Tarek Mansour, Kalshi CEO and co-founder, revealed the Coalition for Prediction Markets launch with Coinbase, Crypto.com, Robinhood, and Underdog. X platform hosted the announcement, where Mansour described the group as a defence against lobbying interests blocking sector growth. Prediction market operators now have a unified voice through this coalition defending transparency, market integrity, and customer protection standards. Millions of Americans participate in prediction markets as traders or observers, according to Mansour’s statement. Economists, journalists, policymakers, and news organisations use these markets for forecasting data nowadays. Traditional opinion polls get outperformed by prediction markets in many cases, based on track records.
Legacy interests escalate opposition, which prompted the coalition’s formation, say founders. $150bn in annualised trading volumes prove that prediction markets became a pivotal consumer internet application, per Mansour. Recent criticism includes misinformation about market function and regulation driven by economic motives, not consumer concerns. Prediction markets differ from gambling products like casinos or sportsbooks fundamentally. Open competitive markets let participants trade against each other without the house taking opposite positions. Equities or derivatives exchanges operate similarly to these prediction market structures. Winners face no structural penalty, unlike traditional gambling models in these markets.

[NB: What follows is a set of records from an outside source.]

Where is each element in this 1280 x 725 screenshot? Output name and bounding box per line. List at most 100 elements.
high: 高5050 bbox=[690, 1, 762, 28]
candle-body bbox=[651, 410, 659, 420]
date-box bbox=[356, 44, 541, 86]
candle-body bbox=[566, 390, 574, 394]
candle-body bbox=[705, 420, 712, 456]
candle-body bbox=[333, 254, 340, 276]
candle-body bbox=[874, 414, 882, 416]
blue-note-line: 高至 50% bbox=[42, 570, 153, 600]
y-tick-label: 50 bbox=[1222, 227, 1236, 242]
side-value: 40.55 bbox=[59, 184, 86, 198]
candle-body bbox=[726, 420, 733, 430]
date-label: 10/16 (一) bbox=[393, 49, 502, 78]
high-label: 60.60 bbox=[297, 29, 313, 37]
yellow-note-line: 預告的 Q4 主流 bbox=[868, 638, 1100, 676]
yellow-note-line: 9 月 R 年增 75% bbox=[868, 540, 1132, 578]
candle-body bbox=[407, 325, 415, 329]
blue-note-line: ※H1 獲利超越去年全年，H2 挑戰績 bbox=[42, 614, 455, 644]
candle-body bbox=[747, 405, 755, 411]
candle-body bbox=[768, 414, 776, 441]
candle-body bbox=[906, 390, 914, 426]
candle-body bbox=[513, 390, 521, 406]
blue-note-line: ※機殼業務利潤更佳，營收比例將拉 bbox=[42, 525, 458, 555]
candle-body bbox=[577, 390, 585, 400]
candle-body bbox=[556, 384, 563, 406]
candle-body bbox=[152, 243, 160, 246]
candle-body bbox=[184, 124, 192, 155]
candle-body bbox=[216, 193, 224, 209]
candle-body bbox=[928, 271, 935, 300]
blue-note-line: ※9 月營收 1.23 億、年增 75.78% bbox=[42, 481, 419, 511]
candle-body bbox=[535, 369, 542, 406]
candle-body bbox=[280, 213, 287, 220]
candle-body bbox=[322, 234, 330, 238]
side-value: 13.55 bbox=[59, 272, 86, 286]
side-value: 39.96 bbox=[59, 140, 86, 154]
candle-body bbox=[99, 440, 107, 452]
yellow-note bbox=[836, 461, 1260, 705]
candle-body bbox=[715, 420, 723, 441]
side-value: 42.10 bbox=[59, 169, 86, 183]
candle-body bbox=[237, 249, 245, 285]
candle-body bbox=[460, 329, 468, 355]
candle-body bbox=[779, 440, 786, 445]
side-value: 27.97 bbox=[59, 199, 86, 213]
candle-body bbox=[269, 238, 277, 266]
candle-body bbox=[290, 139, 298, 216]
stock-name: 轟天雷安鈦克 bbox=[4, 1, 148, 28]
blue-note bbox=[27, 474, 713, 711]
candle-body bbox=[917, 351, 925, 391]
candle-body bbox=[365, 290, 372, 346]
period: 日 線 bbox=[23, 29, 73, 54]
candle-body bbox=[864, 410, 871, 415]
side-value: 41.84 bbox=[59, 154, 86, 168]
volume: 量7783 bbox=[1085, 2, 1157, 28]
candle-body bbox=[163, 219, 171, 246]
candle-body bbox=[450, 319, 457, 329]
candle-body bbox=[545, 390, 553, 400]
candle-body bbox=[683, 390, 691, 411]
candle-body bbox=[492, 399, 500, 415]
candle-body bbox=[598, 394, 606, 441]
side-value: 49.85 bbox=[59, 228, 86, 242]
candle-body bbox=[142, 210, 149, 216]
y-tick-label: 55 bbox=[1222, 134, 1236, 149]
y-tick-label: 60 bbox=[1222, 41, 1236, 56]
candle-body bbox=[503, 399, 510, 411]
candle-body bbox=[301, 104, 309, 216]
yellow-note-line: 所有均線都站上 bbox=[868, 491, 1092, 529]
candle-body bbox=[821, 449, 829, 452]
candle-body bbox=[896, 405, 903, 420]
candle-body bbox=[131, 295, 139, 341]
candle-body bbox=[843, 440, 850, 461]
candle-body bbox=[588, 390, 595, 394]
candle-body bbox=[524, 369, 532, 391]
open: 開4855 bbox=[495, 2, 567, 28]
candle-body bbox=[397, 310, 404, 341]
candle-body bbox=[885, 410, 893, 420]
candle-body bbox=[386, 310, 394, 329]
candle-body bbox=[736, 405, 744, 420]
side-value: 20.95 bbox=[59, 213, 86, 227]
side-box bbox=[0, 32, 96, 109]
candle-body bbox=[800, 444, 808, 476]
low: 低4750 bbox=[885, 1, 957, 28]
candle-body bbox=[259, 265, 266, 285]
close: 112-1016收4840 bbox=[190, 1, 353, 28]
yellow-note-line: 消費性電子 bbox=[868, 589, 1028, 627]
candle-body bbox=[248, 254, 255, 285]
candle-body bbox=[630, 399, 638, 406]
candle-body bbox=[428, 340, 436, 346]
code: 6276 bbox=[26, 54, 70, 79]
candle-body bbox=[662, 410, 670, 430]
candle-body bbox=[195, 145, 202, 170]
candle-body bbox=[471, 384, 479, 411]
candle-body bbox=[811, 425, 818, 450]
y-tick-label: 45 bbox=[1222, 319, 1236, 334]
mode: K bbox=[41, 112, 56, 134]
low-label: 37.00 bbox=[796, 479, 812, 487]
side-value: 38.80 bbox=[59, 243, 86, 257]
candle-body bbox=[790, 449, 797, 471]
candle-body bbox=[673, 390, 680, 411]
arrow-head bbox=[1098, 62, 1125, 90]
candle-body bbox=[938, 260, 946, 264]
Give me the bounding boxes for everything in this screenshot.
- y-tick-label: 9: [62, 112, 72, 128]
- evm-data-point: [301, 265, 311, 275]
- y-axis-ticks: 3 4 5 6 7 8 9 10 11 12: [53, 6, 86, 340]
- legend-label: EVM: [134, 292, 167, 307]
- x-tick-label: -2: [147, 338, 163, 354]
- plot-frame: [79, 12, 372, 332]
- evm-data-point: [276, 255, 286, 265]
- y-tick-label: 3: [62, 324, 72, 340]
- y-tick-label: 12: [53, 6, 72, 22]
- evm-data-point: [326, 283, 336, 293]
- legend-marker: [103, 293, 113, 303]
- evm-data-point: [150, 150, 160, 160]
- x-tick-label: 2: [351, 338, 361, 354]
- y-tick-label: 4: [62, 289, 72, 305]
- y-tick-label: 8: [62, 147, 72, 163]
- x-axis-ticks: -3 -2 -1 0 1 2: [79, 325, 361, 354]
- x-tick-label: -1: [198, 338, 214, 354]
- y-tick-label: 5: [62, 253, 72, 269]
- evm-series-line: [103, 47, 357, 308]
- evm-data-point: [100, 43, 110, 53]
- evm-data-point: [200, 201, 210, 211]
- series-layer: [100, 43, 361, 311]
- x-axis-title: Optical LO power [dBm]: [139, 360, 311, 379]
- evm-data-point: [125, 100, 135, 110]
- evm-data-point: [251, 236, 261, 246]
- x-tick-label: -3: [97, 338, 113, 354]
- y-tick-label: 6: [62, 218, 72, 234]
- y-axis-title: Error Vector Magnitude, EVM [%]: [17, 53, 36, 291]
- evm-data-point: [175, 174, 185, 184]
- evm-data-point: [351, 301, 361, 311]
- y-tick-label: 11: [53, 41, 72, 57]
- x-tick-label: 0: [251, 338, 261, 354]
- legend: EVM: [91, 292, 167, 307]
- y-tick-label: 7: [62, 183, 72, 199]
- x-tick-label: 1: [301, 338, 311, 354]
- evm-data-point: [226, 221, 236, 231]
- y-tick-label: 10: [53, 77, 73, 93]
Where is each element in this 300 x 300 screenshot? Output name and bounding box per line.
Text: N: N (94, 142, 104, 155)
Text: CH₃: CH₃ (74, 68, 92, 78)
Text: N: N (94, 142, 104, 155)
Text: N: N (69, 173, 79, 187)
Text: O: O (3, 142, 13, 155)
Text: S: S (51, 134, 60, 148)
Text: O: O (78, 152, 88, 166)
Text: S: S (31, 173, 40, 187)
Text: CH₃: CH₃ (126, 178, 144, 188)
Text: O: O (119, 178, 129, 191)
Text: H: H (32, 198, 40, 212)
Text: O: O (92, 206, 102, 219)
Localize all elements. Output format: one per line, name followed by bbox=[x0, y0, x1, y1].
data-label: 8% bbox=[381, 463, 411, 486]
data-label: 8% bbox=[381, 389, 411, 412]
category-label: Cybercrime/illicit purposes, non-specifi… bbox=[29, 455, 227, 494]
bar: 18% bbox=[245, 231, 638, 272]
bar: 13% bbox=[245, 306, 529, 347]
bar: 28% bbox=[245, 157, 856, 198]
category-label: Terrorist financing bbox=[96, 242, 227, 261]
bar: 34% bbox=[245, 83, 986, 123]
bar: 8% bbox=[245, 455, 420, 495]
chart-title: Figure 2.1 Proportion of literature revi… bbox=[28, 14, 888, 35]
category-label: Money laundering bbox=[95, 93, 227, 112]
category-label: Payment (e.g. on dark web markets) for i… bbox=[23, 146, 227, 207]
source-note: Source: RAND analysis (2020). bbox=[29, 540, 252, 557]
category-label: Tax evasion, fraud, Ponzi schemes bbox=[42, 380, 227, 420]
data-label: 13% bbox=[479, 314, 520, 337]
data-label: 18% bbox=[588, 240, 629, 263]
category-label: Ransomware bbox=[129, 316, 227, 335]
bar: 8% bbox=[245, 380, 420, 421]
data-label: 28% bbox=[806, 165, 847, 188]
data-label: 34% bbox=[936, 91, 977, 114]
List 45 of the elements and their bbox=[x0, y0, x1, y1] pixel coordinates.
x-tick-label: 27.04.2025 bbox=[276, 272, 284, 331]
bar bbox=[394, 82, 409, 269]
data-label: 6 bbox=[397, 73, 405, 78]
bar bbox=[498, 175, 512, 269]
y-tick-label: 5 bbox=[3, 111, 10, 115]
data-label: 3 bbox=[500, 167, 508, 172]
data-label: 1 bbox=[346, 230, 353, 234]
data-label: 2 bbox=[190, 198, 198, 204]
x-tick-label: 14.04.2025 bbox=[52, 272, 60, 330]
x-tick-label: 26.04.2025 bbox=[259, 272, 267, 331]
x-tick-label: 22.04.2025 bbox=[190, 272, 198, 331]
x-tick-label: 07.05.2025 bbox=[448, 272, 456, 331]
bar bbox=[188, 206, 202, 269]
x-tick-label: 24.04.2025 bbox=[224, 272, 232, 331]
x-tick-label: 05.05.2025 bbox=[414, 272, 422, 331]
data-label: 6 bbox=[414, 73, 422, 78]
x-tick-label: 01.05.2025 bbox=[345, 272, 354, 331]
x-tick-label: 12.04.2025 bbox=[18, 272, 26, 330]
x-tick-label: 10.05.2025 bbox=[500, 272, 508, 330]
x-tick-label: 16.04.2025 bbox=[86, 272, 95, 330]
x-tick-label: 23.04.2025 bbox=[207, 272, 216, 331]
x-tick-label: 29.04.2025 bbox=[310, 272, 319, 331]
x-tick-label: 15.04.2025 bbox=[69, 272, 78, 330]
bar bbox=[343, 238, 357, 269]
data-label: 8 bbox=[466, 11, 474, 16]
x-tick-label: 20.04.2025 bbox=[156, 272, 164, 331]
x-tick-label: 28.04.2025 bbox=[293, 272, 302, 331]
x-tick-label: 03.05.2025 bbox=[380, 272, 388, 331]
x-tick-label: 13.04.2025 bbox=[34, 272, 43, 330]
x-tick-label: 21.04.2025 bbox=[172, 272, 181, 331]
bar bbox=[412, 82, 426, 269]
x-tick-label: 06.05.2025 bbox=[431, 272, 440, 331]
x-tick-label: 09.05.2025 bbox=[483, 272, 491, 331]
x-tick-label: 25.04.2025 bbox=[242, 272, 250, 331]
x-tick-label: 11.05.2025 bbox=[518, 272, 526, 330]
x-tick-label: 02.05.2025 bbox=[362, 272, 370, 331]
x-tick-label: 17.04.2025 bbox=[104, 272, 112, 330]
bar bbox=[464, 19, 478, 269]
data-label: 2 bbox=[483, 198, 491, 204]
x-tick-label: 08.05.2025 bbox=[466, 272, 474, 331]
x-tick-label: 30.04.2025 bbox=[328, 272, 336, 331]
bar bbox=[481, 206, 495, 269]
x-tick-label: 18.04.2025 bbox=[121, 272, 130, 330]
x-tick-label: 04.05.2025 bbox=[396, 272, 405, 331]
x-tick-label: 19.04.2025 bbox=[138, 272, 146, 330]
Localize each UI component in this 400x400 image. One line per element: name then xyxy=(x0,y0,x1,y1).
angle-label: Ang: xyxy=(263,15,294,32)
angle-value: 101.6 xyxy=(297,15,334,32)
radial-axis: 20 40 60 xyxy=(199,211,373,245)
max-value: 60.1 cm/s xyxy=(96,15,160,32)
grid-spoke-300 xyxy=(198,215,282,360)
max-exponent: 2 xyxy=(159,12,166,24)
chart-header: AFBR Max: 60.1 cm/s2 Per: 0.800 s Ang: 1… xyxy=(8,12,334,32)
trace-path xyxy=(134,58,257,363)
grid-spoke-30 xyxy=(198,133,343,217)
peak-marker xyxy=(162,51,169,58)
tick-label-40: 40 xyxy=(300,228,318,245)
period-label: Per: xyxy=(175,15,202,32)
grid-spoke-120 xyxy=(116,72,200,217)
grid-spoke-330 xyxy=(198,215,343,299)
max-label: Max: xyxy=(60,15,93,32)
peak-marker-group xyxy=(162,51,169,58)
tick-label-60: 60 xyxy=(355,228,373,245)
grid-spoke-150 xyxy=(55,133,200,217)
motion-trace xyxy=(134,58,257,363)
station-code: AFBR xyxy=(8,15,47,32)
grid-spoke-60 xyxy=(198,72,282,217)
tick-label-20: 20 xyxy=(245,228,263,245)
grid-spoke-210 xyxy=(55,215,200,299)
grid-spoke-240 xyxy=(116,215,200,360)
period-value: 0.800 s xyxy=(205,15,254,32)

Prediction Market Regulations Need a New Approach
Policymakers will receive direct engagement from the coalition explaining these differences and promoting federal oversight consistency. Clear, uniform rules comparable to modern financial markets should govern prediction markets, not state gambling regulations. The initial coalition members list excluded Gemini, though potential inclusion remains possible for the company. US licence for prediction markets reached Gemini this week, following the designated contract market licence application from 10 March 2020. Institutional momentum within the sector gains strength from this development.
Commodity Futures Trading Commission (CFTC) actions receive close attention from industry participants regarding regulatory signals. Conditional acceptance within existing legal frameworks appears likely despite the absence of a comprehensive policy statement. Current regulatory limits accommodate certain operators, which CFTC acknowledged repeatedly without enforcement action against core activities. 12 December saw the regulator confirm a no-action position on swap data reporting and recordkeeping for Polymarket, Gemini, and LedgerX products. Compliant prediction market platforms perceive regulatory tolerance reinforcement from this action.